Ever since the scientific community convinced Nixon in 1972 that it is generally cheaper and easier to build more nuclear weapons and missiles than it is to build missile defenses, one problem has persisted: No existing missile defense system can accurately distinguish decoys from the real thing. This has certainly been the case for our flawed domestic defenses, which have failed to intercept most incoming warheads in the tests that have been performed—and no tests have been performed with realistic decoys.
The Republican approach is that more is better, even if the fundamental components are flawed. The Democratic approach has been to play down the nonexistence of our domestic system and focus instead on building an equally ineffective system to protect Europe from shorter-range missiles that might be built someday by Iran.

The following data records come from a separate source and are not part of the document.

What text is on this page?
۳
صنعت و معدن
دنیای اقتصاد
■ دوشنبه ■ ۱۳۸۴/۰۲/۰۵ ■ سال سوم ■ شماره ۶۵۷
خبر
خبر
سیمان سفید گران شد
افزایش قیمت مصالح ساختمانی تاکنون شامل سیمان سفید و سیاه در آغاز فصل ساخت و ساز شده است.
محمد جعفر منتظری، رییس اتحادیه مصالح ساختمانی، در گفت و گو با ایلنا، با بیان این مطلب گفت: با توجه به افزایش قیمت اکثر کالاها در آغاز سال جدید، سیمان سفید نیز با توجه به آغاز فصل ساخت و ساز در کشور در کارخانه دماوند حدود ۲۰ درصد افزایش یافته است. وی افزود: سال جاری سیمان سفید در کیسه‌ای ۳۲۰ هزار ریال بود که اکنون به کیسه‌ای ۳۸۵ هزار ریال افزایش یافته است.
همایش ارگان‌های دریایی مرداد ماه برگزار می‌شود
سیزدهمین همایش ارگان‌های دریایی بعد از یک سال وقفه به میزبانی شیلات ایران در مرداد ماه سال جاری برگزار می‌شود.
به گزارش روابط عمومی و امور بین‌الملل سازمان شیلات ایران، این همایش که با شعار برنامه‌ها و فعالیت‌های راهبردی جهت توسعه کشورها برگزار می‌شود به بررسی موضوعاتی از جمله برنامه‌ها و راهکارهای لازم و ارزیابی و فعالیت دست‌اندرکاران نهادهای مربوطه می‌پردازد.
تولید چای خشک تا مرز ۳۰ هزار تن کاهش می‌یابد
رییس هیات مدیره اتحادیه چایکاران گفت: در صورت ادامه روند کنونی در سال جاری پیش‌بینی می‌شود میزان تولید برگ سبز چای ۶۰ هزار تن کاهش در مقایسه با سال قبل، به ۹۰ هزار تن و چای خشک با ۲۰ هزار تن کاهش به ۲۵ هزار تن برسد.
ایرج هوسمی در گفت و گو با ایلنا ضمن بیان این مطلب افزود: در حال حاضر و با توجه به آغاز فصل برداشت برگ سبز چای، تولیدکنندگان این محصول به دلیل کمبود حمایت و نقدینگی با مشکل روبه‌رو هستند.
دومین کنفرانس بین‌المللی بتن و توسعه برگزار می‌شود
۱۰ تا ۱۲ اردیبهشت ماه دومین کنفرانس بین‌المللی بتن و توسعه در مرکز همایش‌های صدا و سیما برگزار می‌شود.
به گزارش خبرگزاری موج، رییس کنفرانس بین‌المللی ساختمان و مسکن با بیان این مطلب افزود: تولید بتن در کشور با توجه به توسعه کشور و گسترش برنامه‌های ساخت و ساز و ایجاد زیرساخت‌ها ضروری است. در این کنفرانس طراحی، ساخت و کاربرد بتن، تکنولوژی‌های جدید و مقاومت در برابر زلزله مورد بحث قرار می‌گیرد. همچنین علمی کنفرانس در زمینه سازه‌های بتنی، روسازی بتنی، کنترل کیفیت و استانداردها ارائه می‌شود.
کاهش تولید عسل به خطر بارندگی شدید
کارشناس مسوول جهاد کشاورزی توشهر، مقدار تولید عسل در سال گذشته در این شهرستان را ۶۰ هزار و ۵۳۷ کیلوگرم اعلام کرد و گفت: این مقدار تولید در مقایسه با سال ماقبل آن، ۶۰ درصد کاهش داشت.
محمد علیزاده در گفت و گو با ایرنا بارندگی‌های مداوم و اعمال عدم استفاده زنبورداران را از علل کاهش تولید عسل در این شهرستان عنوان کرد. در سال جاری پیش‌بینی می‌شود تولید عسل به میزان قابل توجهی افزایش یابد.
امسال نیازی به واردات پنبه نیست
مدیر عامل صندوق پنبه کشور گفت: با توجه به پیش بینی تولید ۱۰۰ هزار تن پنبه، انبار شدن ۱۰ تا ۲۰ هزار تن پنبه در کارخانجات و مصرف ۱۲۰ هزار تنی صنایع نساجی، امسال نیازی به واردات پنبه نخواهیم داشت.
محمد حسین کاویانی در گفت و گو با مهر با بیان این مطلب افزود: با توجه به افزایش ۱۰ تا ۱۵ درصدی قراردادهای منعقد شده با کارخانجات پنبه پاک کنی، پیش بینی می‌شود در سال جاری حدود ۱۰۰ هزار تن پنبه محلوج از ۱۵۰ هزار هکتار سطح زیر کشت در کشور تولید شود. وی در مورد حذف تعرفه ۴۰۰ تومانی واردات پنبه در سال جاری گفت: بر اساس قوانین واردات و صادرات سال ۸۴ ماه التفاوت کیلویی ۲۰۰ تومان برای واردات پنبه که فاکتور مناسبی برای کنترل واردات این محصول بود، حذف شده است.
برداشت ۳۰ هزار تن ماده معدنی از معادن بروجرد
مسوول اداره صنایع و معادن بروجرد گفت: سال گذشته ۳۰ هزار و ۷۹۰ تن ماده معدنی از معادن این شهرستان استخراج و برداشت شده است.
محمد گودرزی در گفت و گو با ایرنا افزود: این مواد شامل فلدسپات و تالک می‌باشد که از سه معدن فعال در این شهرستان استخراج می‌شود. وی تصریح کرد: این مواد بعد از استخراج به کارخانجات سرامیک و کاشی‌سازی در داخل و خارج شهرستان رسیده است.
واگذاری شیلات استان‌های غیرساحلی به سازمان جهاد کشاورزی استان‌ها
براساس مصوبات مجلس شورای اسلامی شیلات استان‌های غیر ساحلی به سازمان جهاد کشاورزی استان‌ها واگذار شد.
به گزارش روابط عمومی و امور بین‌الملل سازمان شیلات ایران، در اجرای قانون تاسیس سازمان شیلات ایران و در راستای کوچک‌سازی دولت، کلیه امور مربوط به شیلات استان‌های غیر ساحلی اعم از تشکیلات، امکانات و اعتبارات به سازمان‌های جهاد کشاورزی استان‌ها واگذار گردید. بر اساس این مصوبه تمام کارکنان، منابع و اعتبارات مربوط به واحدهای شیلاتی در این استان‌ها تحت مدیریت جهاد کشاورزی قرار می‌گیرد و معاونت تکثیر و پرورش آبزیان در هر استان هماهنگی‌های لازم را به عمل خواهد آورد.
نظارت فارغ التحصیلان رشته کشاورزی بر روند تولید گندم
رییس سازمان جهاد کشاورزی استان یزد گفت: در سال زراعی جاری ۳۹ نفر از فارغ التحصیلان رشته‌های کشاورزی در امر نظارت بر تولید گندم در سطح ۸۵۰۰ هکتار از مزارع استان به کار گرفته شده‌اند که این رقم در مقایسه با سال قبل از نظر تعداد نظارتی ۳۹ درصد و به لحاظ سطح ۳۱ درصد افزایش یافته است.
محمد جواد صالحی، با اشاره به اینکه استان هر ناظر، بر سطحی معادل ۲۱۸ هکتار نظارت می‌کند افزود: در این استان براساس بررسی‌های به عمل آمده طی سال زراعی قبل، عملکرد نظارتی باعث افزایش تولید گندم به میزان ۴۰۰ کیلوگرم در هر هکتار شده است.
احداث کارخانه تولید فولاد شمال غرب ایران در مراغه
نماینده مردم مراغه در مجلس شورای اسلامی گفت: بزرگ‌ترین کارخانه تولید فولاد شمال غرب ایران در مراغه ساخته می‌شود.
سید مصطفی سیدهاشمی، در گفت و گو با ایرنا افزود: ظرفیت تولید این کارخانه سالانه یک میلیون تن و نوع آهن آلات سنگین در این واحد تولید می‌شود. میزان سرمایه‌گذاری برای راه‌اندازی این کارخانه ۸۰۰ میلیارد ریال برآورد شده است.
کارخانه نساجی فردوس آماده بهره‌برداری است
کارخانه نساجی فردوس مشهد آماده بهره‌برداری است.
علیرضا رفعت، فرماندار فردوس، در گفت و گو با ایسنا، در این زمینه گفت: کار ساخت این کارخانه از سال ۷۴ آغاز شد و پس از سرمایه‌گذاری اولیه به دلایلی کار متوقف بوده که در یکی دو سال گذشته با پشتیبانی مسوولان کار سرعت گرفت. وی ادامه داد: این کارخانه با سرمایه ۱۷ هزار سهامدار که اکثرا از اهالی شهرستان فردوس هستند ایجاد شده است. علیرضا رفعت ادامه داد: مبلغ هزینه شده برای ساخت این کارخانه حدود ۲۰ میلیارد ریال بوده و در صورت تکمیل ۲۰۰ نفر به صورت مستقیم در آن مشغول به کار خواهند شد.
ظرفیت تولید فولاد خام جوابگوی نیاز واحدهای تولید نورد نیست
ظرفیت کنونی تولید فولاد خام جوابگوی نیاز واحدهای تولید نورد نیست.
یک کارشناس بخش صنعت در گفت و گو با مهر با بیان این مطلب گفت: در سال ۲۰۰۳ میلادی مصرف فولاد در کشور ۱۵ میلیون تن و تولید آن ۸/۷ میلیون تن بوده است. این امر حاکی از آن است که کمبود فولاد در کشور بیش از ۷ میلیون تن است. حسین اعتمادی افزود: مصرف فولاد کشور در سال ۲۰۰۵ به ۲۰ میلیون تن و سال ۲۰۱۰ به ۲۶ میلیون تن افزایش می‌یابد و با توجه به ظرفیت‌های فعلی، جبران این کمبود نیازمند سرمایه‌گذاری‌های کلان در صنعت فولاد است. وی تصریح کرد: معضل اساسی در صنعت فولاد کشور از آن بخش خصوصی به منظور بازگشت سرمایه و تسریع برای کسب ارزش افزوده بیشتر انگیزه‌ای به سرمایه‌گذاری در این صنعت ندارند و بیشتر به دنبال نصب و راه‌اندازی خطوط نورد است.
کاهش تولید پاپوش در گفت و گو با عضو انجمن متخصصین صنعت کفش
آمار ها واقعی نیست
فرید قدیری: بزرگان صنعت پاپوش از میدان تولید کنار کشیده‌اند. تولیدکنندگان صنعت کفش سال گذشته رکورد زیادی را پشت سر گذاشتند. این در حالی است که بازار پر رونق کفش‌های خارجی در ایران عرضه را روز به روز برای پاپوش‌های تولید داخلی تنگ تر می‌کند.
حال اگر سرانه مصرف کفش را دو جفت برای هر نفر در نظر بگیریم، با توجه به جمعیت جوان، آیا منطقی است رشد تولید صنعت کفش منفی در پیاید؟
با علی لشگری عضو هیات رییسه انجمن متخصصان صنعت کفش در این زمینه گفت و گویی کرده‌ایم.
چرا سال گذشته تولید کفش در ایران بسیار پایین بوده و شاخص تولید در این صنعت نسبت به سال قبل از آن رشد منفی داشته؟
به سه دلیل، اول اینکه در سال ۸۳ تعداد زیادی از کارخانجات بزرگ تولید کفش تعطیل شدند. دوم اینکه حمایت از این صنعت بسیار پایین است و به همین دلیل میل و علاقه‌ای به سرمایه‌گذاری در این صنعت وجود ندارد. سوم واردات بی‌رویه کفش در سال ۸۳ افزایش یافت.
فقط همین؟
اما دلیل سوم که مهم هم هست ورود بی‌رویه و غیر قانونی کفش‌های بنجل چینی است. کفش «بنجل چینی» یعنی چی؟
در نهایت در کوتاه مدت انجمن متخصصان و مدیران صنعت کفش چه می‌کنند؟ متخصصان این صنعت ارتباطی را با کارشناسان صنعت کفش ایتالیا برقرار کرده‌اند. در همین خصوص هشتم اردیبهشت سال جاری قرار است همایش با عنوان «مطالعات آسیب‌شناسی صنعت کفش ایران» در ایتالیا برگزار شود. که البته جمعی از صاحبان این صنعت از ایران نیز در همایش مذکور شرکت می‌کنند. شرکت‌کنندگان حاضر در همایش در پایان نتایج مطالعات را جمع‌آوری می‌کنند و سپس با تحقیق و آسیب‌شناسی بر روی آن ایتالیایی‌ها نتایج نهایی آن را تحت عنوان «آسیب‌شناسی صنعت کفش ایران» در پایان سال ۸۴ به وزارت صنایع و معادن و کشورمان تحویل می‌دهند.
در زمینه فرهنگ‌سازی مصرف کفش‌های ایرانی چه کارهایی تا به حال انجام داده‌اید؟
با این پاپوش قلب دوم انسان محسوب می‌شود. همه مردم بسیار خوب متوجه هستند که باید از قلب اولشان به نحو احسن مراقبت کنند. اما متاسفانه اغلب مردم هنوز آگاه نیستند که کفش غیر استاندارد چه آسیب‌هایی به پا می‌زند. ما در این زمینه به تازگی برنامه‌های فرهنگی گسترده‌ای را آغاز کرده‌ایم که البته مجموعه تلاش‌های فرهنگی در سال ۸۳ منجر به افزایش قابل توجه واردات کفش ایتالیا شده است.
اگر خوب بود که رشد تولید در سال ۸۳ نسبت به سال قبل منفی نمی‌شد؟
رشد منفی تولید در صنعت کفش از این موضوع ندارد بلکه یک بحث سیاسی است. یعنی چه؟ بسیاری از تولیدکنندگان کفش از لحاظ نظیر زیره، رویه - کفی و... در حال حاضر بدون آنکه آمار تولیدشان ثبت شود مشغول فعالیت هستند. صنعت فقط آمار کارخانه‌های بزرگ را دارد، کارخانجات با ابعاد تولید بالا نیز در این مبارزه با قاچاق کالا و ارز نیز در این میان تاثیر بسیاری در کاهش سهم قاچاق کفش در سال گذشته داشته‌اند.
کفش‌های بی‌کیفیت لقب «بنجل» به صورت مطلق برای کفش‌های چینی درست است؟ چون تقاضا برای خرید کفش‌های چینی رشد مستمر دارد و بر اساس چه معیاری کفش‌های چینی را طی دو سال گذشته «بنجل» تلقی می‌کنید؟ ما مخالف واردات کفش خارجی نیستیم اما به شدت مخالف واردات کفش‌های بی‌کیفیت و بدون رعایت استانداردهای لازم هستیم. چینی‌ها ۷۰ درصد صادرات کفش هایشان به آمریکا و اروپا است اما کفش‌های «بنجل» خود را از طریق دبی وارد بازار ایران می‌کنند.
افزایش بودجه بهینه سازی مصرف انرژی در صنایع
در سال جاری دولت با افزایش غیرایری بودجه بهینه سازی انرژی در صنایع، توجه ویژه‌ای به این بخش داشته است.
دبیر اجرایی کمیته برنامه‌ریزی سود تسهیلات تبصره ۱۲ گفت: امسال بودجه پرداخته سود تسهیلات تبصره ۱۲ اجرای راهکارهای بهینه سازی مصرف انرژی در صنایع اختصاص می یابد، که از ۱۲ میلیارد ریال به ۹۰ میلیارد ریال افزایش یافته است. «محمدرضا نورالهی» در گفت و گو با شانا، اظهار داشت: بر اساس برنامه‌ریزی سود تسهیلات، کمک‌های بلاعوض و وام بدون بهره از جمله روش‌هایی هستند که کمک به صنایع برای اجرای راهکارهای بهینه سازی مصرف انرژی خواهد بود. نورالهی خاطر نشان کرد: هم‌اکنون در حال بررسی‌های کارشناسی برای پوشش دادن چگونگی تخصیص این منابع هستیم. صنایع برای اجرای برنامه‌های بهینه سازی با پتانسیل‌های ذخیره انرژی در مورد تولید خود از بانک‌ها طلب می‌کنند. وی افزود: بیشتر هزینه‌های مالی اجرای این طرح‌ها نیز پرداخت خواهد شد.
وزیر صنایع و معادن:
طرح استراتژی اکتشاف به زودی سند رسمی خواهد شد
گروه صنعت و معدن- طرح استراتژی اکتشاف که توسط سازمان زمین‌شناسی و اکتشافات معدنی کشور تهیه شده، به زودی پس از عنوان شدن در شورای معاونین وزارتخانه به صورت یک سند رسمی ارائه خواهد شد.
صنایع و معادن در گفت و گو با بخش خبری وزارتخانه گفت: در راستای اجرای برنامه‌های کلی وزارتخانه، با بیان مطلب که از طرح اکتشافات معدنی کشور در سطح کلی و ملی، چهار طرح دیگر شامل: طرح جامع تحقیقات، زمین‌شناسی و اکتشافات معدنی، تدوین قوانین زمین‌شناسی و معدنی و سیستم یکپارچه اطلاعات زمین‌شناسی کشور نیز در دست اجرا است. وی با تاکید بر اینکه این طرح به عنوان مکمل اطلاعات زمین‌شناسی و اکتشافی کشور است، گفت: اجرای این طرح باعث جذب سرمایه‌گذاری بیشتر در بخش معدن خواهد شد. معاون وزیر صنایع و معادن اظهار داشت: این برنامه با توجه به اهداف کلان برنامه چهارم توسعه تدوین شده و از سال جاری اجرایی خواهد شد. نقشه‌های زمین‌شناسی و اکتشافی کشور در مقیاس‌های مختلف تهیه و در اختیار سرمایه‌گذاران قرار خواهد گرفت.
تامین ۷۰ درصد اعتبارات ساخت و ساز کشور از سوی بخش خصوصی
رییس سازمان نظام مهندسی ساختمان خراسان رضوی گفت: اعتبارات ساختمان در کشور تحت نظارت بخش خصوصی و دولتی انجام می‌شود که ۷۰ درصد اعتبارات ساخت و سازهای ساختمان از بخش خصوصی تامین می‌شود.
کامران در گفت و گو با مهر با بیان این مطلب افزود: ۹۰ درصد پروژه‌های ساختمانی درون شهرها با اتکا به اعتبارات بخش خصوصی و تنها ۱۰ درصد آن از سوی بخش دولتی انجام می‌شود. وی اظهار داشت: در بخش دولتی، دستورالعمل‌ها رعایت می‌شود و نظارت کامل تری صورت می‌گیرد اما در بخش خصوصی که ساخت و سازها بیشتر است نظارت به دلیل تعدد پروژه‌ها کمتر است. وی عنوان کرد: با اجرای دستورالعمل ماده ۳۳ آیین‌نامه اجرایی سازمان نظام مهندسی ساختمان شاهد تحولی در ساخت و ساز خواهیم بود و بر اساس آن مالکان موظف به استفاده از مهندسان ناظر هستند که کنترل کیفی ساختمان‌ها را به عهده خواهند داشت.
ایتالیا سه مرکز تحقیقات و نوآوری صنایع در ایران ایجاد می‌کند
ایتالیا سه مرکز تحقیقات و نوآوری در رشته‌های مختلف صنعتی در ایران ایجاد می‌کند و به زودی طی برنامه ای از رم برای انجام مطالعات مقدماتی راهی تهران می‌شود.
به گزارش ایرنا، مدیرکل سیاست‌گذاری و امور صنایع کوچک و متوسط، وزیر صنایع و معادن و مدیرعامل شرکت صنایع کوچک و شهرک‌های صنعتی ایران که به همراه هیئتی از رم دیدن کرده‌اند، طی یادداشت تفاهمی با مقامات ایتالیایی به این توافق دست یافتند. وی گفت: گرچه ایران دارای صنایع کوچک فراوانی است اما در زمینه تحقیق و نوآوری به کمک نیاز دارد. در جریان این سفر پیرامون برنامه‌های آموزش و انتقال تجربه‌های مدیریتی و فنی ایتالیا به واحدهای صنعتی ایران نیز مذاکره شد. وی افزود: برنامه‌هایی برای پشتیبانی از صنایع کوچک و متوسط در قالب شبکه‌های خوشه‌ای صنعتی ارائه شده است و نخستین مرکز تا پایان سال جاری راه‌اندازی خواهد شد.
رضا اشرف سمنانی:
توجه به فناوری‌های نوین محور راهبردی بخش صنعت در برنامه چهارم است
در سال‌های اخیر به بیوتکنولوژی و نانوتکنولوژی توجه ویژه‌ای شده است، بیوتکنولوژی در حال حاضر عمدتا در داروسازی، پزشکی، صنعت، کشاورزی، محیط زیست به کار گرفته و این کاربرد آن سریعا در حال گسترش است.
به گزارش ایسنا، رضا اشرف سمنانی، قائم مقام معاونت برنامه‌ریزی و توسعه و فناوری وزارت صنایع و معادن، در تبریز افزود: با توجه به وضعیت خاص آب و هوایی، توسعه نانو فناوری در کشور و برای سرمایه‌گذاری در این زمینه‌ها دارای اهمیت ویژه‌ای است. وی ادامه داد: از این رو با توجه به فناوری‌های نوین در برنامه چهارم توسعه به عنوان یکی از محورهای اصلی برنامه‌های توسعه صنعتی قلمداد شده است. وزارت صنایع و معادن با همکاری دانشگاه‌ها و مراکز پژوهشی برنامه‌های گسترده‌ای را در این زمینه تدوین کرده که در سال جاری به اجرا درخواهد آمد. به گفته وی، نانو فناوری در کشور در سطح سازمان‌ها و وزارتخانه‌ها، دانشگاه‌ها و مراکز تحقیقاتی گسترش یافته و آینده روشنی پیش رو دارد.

The National Academies Report argues that while a smaller-scale European missile defense system might one day be workable, the deficiencies in the current ICBM system designed to protect the homeland are so severe, they should be fixed first. Continuing to deploy our current missile defense systems is throwing good money after bad. Neither Iran nor North Korea has nuclear warheads that can be carried by ICBMs. And why would either country use them, given that such an attack would likely result in retaliatory annihilation? The more realistic threat is someone smuggling a nuclear device into this country without providing a clear signature of its origin, unlike the trajectory of an incoming ballistic missile.
More recently, a Washington Post story emphasized the woeful state of this country’s infrastructure for storing and manufacturing nuclear weapons. The efficacy of our current ridiculously large arsenal is not in question, at least by all serious scientific groups who have examined this issue. However, the apparatus responsible for maintaining these weapons is outmoded and severely in need of repair. In this sense, the Republican position that we need to invest in infrastructure if we are to maintain our nuclear arsenal is valid. The problem is that the cost required to address these problems at this point is truly astronomical, in the many hundreds of billions or trillions of dollars, and Republicans have certainly not elaborated a strategy to generate the funds for this, even if it were technical feasible in the short run.
Both of these issues once again suggest the obvious. The only sound nuclear defensive strategy is to provide leadership to reduce nuclear proliferation by making it less attractive for non-nuclear countries to build nuclear weapons. The first step in the process is for countries like the United States to be willing to take unilateral actions to dramatic reduce the size of its own obscenely large nuclear arsenal. This might not only send an important message that we are serious about disarmament, it would make clear economic sense.